Dave looked over my notes and saw the problem straight away. “You’ve got way too many ideas; too much content and too little repetition”, he said. “I always repeat the first sentence of a new idea three times, to make sure people stay with me.”
My next sermon was already in draft form, so I looked it over with new eyes. The process was painful. Ideas. Deleted. Topic sentences. Repeated. And repeated again. (“Not slavishly”, said Dave. “Vary the words each time, but make sure you don’t add any new information.”)
More help came from Clifford Warne, veteran host of Australian Christian Television spots for kids, and master storyteller. When I asked him for tips, the answer came in the gift of the book Say What You Mean by Rudolf Flesch.[1] Oddly, it’s a book about writing business letters in natural spoken style. But it was the breakthrough I was looking for. It’s okay to use contractions like ‘can’t’ and ‘don’t’ and ‘won’t’. And it’s okay to start sentences with conjunctions like ‘and’ and ‘but’, too. Even partial sentences are okay. Go on a ‘which hunt’, writes Flesch, and get rid of the ‘thats’ while you’re at it. Simplify sentences. It was all about making communication clear, simple and direct. Between reading this book and taking Dave Ritchie’s advice, my preaching changed overnight. (And my business letters did, too!)
So did it help? It still brings a tear to my eye as I remember the old guy who gripped my hand on the way out of church the next Sunday. “Young fella”, he said warmly, “this morning I was with you every step of the way. Well done.”
Louise was smiling too.
The new black
Perhaps the biggest benefit of all in scripting your sermon is that it can help you make things crystal clear. Clarity is ‘the new black’. Just ask anyone with an iPad or an iPhone.[2] Apple designer Jony Ive explains it this way to L’Uomo Vogue magazine:
The way we approach design is by trying to achieve the most with the very least. We are absolutely consumed by trying to develop a solution that is very simple because as physical beings we understand clarity, we’re comfortable with clarity.[3]
At the end of his letter to the Colossians, Paul asks his friends to pray that God will equip him to preach. Look at his words:
At the same time, pray also for us, that God may open to us a door for the word, to declare the mystery of Christ, on account of which I am in prison—that I may make it clear, which is how I ought to speak. (Col 4:3-4)
Paul’s goal is clarity. Paul asks the Colossians to pray that through his plain words, the previously hidden mystery of Christ would be plain and obvious to all. He’s not trying to be more eloquent; he’s not longing to be wittier or more entertaining. All he wants is to be clear.

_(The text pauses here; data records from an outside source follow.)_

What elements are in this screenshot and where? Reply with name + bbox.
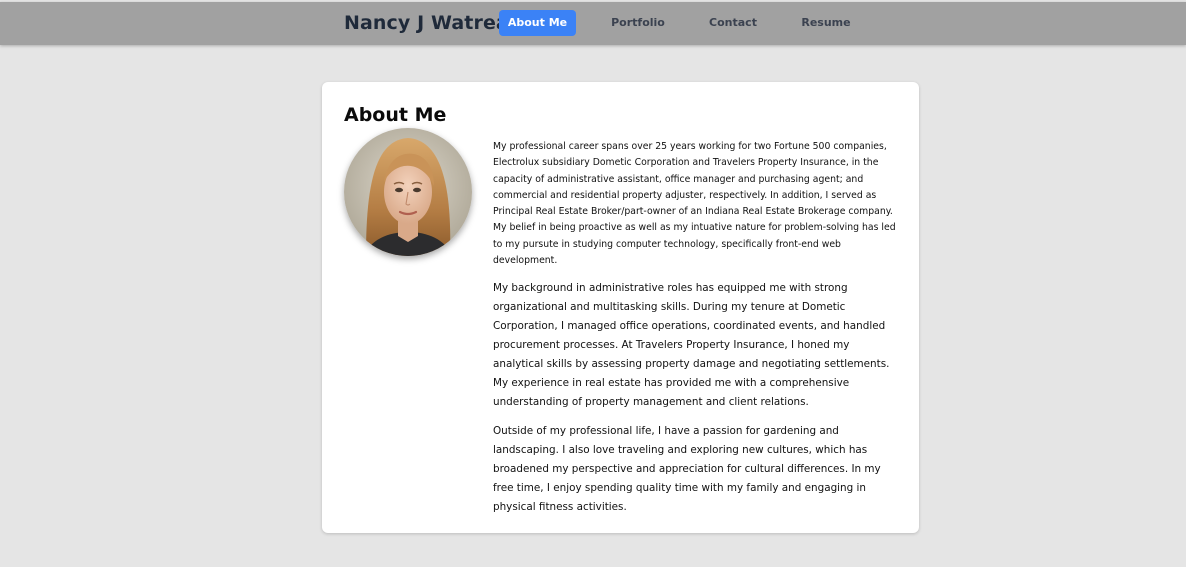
- bio-paragraph-personal: Outside of my professional life, I have …: [493, 425, 881, 514]
- profile-photo: [344, 128, 472, 256]
- profile-photo-icon: [344, 128, 472, 256]
- about-card: About Me My professional career spans ov…: [322, 82, 919, 533]
- bio-text: My professional career spans over 25 yea…: [493, 139, 903, 527]
- bio-paragraph-background: My background in administrative roles ha…: [493, 282, 890, 409]
- site-name[interactable]: Nancy J Watreas: [344, 12, 520, 34]
- nav-contact[interactable]: Contact: [703, 10, 763, 36]
- top-navigation-bar: Nancy J Watreas About Me Portfolio Conta…: [0, 2, 1186, 45]
- nav-resume[interactable]: Resume: [796, 10, 856, 36]
- page-title: About Me: [344, 104, 447, 126]
- nav-about-me[interactable]: About Me: [499, 10, 576, 36]
- bio-paragraph-career: My professional career spans over 25 yea…: [493, 141, 896, 267]
- nav-portfolio[interactable]: Portfolio: [604, 10, 672, 36]
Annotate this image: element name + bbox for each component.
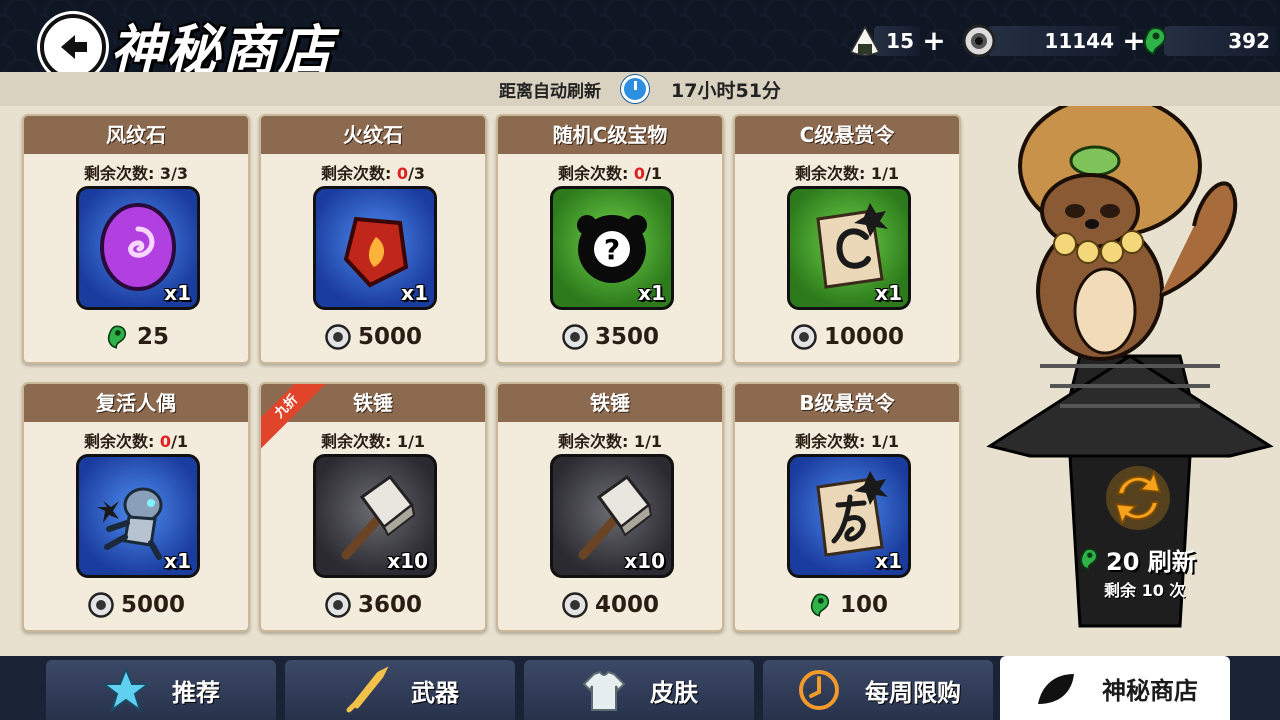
remaining-count: 剩余次数: 1/1: [794, 164, 900, 183]
coin-icon: [325, 324, 351, 350]
item-quantity: x1: [164, 281, 191, 305]
item-icon-frame: x1: [76, 454, 200, 578]
item-name: 复活人偶: [24, 384, 248, 422]
item-quantity: x10: [624, 549, 665, 573]
item-icon-frame: ? x1: [550, 186, 674, 310]
currency-coin: 11144 +: [962, 24, 1148, 58]
leaf-icon: [1038, 674, 1074, 704]
sword-icon: [346, 666, 389, 713]
item-name: 风纹石: [24, 116, 248, 154]
item-name: 铁锤: [498, 384, 722, 422]
item-price: 4000: [498, 589, 722, 621]
coin-icon: [562, 592, 588, 618]
item-price: 10000: [735, 321, 959, 353]
item-price: 5000: [261, 321, 485, 353]
coin-icon: [791, 324, 817, 350]
refresh-icon: [1106, 466, 1170, 530]
shop-item-card[interactable]: 风纹石 剩余次数: 3/3 x1 25: [22, 114, 250, 364]
item-icon-frame: x1: [76, 186, 200, 310]
shop-item-card[interactable]: C级悬赏令 剩余次数: 1/1 x1 10000: [733, 114, 961, 364]
item-icon-frame: x10: [313, 454, 437, 578]
remaining-count: 剩余次数: 1/1: [557, 432, 663, 451]
clock-icon: [621, 75, 650, 103]
item-icon-frame: x1: [787, 186, 911, 310]
remaining-count: 剩余次数: 0/1: [83, 432, 189, 451]
item-price: 3600: [261, 589, 485, 621]
weekly-clock-icon: [799, 670, 839, 710]
shirt-icon: [582, 670, 626, 711]
discount-ribbon: 九折: [261, 384, 329, 452]
coin-icon: [962, 24, 996, 58]
tab-recommended[interactable]: 推荐: [46, 660, 276, 720]
shop-item-card[interactable]: 铁锤 剩余次数: 1/1 x10 4000: [496, 382, 724, 632]
currency-magatama: 392 +: [1138, 24, 1280, 58]
magatama-icon: [1080, 548, 1098, 570]
item-quantity: x1: [638, 281, 665, 305]
auto-refresh-label: 距离自动刷新: [499, 81, 602, 102]
item-quantity: x1: [164, 549, 191, 573]
item-icon-frame: x1: [787, 454, 911, 578]
item-icon-frame: x10: [550, 454, 674, 578]
item-grid: 风纹石 剩余次数: 3/3 x1 25 火纹石 剩余次数: 0/3 x1 500…: [22, 114, 962, 634]
item-icon-frame: x1: [313, 186, 437, 310]
item-price: 25: [24, 321, 248, 353]
tab-skins[interactable]: 皮肤: [524, 660, 754, 720]
tab-weapons[interactable]: 武器: [285, 660, 515, 720]
item-quantity: x1: [401, 281, 428, 305]
currency-value: 11144: [988, 26, 1120, 56]
back-button[interactable]: [40, 14, 106, 80]
tab-weekly-limited[interactable]: 每周限购: [763, 660, 993, 720]
magatama-icon: [810, 593, 830, 617]
shop-item-card[interactable]: 随机C级宝物 剩余次数: 0/1 ? x1 3500: [496, 114, 724, 364]
add-magatama-button[interactable]: +: [1276, 27, 1280, 55]
refresh-shop-button[interactable]: [1102, 462, 1174, 534]
item-name: B级悬赏令: [735, 384, 959, 422]
auto-refresh-time: 17小时51分: [671, 79, 781, 102]
remaining-count: 剩余次数: 1/1: [794, 432, 900, 451]
top-header: 神秘商店 15 + 11144 + 392 距离自动刷新 17小时51分: [0, 0, 1280, 106]
auto-refresh-strip: 距离自动刷新 17小时51分: [0, 72, 1280, 106]
shop-item-card[interactable]: 火纹石 剩余次数: 0/3 x1 5000: [259, 114, 487, 364]
remaining-count: 剩余次数: 0/3: [320, 164, 426, 183]
item-price: 3500: [498, 321, 722, 353]
magatama-icon: [107, 325, 127, 349]
shop-item-card[interactable]: 复活人偶 剩余次数: 0/1 x1 5000: [22, 382, 250, 632]
coin-icon: [88, 592, 114, 618]
refresh-remaining: 剩余 10 次: [1104, 581, 1186, 600]
star-icon: [102, 666, 150, 713]
refresh-cost[interactable]: 20 刷新: [1076, 542, 1236, 576]
item-quantity: x1: [875, 549, 902, 573]
coin-icon: [562, 324, 588, 350]
tab-mystery-shop[interactable]: 神秘商店: [1000, 656, 1230, 720]
rice-ball-icon: [848, 24, 882, 58]
item-quantity: x1: [875, 281, 902, 305]
page-title: 神秘商店: [110, 18, 334, 82]
item-name: 随机C级宝物: [498, 116, 722, 154]
item-quantity: x10: [387, 549, 428, 573]
item-name: C级悬赏令: [735, 116, 959, 154]
shop-item-card[interactable]: 九折 铁锤 剩余次数: 1/1 x10 3600: [259, 382, 487, 632]
add-rice-ball-button[interactable]: +: [920, 27, 948, 55]
bottom-tab-bar: 推荐 武器 皮肤 每周限购 神秘商店: [0, 656, 1280, 720]
currency-value: 392: [1164, 26, 1276, 56]
magatama-icon: [1138, 24, 1172, 58]
remaining-count: 剩余次数: 3/3: [83, 164, 189, 183]
remaining-count: 剩余次数: 0/1: [557, 164, 663, 183]
item-price: 5000: [24, 589, 248, 621]
item-price: 100: [735, 589, 959, 621]
back-arrow-icon: [61, 35, 87, 59]
shop-item-card[interactable]: B级悬赏令 剩余次数: 1/1 x1 100: [733, 382, 961, 632]
item-name: 火纹石: [261, 116, 485, 154]
coin-icon: [325, 592, 351, 618]
svg-text:?: ?: [604, 233, 620, 266]
currency-rice-ball: 15 +: [848, 24, 948, 58]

JC Ryle (1816-1900), the 19th-century Bishop of Liverpool, was a smart guy. Schooled at Eton, he took first-class honours at Oxford and was invited to join the faculty. But his goal was ministry. When Ryle realized that he had affected a certain ‘eloquent’ style as a curate in Hampshire, however, he went about trying to crucify this pretension. What he had thought impressive was in fact completely counterproductive to gospel preaching:
In fact, to use very long words, to seem very learned, to make people go away after a sermon, saying, “How fine! how clever! how grand!” all this is very easy work. But to write what will strike and stick, to speak or to write that which at once pleases and is understood, and becomes assimilated with a hearer’s mind and a thing never forgotten—that, we may depend upon it, is a very difficult thing and a very rare attainment.[4]

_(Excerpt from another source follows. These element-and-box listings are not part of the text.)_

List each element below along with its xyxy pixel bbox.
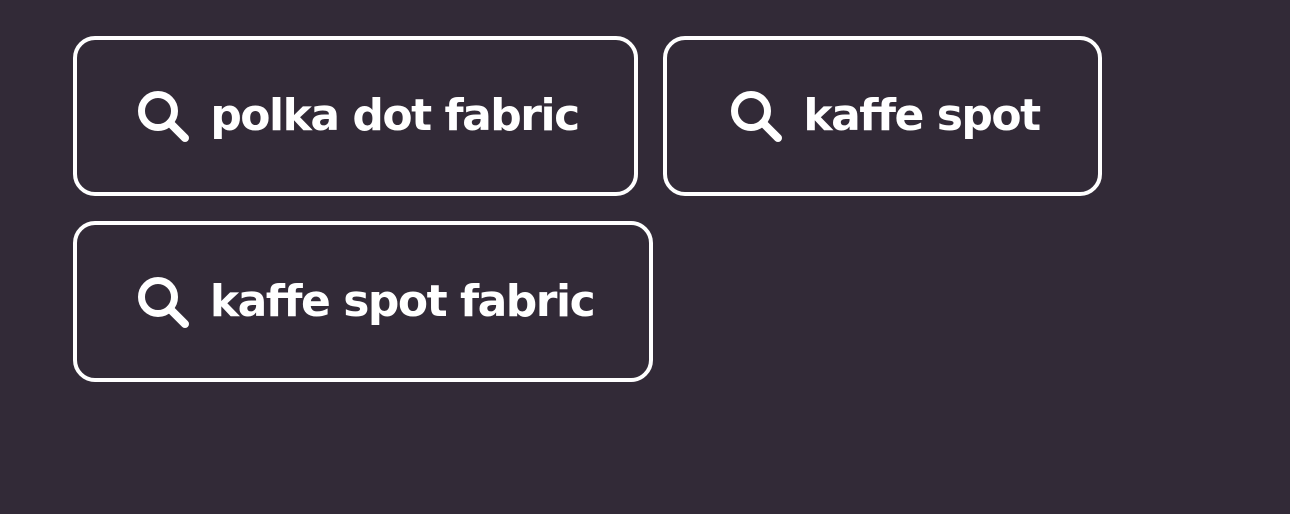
search-icon bbox=[725, 85, 787, 147]
suggestion-label: kaffe spot fabric bbox=[209, 275, 596, 327]
suggestion-chip-kaffe-spot-fabric[interactable]: kaffe spot fabric bbox=[73, 221, 653, 382]
search-icon bbox=[132, 271, 194, 333]
suggestion-label: kaffe spot bbox=[803, 90, 1041, 141]
suggestion-chip-polka-dot-fabric[interactable]: polka dot fabric bbox=[73, 36, 638, 196]
suggestion-chip-kaffe-spot[interactable]: kaffe spot bbox=[663, 36, 1102, 196]
search-icon bbox=[132, 85, 194, 147]
suggestion-label: polka dot fabric bbox=[210, 90, 580, 141]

Clarity. Being comprehensible without being condescending. Being simple without being simplistic. As Einstein put it, “Everything should be made as simple as possible, but no simpler”.
I want to challenge you to work harder at preaching more clearly. I want to push you to prepare in a way that combines your heartfelt passion with hardheaded clarity, in a package that’s well planned, conversational and clear… and not too long. Are you ready for the challenge?